Not Yet

Seven Statements from the Cross • Week 6 • Thursday

Statement VI • John 19:30 • Aaron, 38, grief

“The Lord is close to the brokenhearted and saves those who are crushed in spirit.” — Psalm 34:18 (ESV)

The Setup

Aaron is 38 years old. Eighteen months ago his closest friend died without warning, the kind of sudden loss that does not give you any time to prepare because there is no preparing for it. His friend was 40 years old and healthy and there one day and gone the next, and the particular cruelty of that kind of loss is that it leaves no trail of warning signs to process, no gradual goodbye to hold onto, nothing to make sense of because there is nothing that makes sense. Aaron and his friend had been close since their early 20s, the kind of friendship that is rare and that both of them knew was rare, the kind where you can go three weeks without talking and pick up exactly where you left off, where the other person knows the version of you that exists before the performance. He has not found anyone to replace it. He is not sure that is even a goal he understands how to pursue.

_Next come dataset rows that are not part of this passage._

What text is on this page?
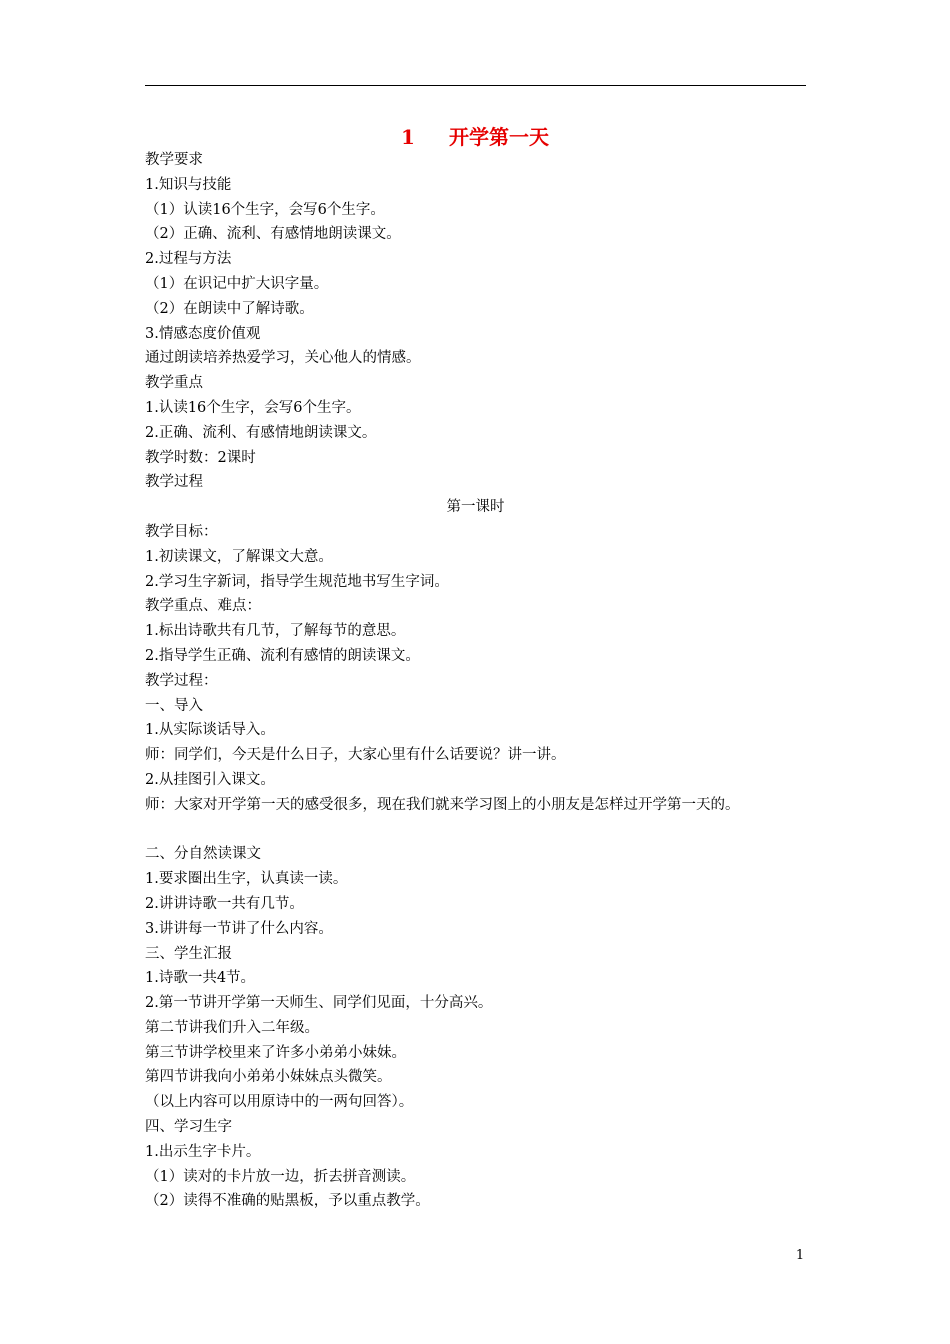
1 开学第一天
教学要求
1.知识与技能
（1）认读16个生字，会写6个生字。
（2）正确、流利、有感情地朗读课文。
2.过程与方法
（1）在识记中扩大识字量。
（2）在朗读中了解诗歌。
3.情感态度价值观
通过朗读培养热爱学习，关心他人的情感。
教学重点
1.认读16个生字，会写6个生字。
2.正确、流利、有感情地朗读课文。
教学时数：2课时
教学过程
第一课时
教学目标：
1.初读课文，了解课文大意。
2.学习生字新词，指导学生规范地书写生字词。
教学重点、难点：
1.标出诗歌共有几节，了解每节的意思。
2.指导学生正确、流利有感情的朗读课文。
教学过程：
一、导入
1.从实际谈话导入。
师：同学们，今天是什么日子，大家心里有什么话要说？讲一讲。
2.从挂图引入课文。
师：大家对开学第一天的感受很多，现在我们就来学习图上的小朋友是怎样过开学第一天的。
二、分自然读课文
1.要求圈出生字，认真读一读。
2.讲讲诗歌一共有几节。
3.讲讲每一节讲了什么内容。
三、学生汇报
1.诗歌一共4节。
2.第一节讲开学第一天师生、同学们见面，十分高兴。
第二节讲我们升入二年级。
第三节讲学校里来了许多小弟弟小妹妹。
第四节讲我向小弟弟小妹妹点头微笑。
（以上内容可以用原诗中的一两句回答）。
四、学习生字
1.出示生字卡片。
（1）读对的卡片放一边，折去拼音测读。
（2）读得不准确的贴黑板，予以重点教学。
1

What he knows is that there is a chair at a table in his life that is empty in a way that is not getting easier with time the way everyone told him it would.

The Crossroads Moment

The well-meaning things people have said to Aaron over the last eighteen months have accumulated into something he is having trouble with. He believes, most of the time, that God has a plan. He believes his friend is in a better place. He believes that God can work all things together for good. He holds all of those beliefs. What he resents, quietly and with some guilt about the resentment, is the way those beliefs are being used in conversation to close a door that he is not ready to close. Every time someone offers him the meaning, the plan, the silver lining, what they are doing without realizing it is telling him that the grief should be more finished than it is. That eighteen months is enough time to have arrived somewhere. He has not arrived anywhere. He is still in it. And the people who love him are running out of patience for a grief that will not resolve on a schedule they can follow.

What Jesus Did

When Jesus said it is finished from the cross, he was not saying the suffering did not matter. He was not minimizing the weight of what had been endured or rushing anyone past the reality of what Friday looked like. He was saying that the work being done through all of it was complete. Purpose and pain are not opposites. They can exist in the same place at the same time, and the presence of purpose does not require the absence of grief. Psalm 34:18 says the Lord is close to the brokenhearted. Not close to the healed. Not close to the ones who have found the meaning and moved forward. Close to the brokenhearted. Present in the breaking itself. Aaron does not need to arrive at meaning before God shows up. God is already in the room where the grief is.

The Choice and Outcome

Aaron’s brother comes over on a Saturday morning. He does not bring a plan or a scripture or a reframe. He brings coffee and sits down at the same table where Aaron and his friend used to sit, in the chair that has been empty for eighteen months, and he says something simple and honest: I do not have anything to say that makes this okay. I just did not want you to be here by yourself. They sit there for a long time. Aaron talks about his friend in a way he has not been able to talk about him since the funeral, not the grief-appropriate summary version but the real version, the specific things he misses, the conversations they were supposed to have that did not happen, the particular quality of a friendship that does not have a substitute. His brother listens. He does not try to close it. He just stays. Aaron does not come out of that morning fixed. He comes out of it less alone in a grief that has been very lonely for a long time. The meaning does not arrive that morning. It does not need to. The Lord is close to the brokenhearted. He was in that room on Saturday. That was enough.

The Lesson

Grief is not a problem to be solved with theology. It is a weight to be carried with someone. The most important thing we can offer a person in the middle of a loss that has not resolved is not the meaning. It is our presence while they find their way to it. Purpose does not require that the pain be minimized. It requires that it be real. Your pain has a purpose and your suffering has an end. And the Lord is already close to the place where you are carrying it.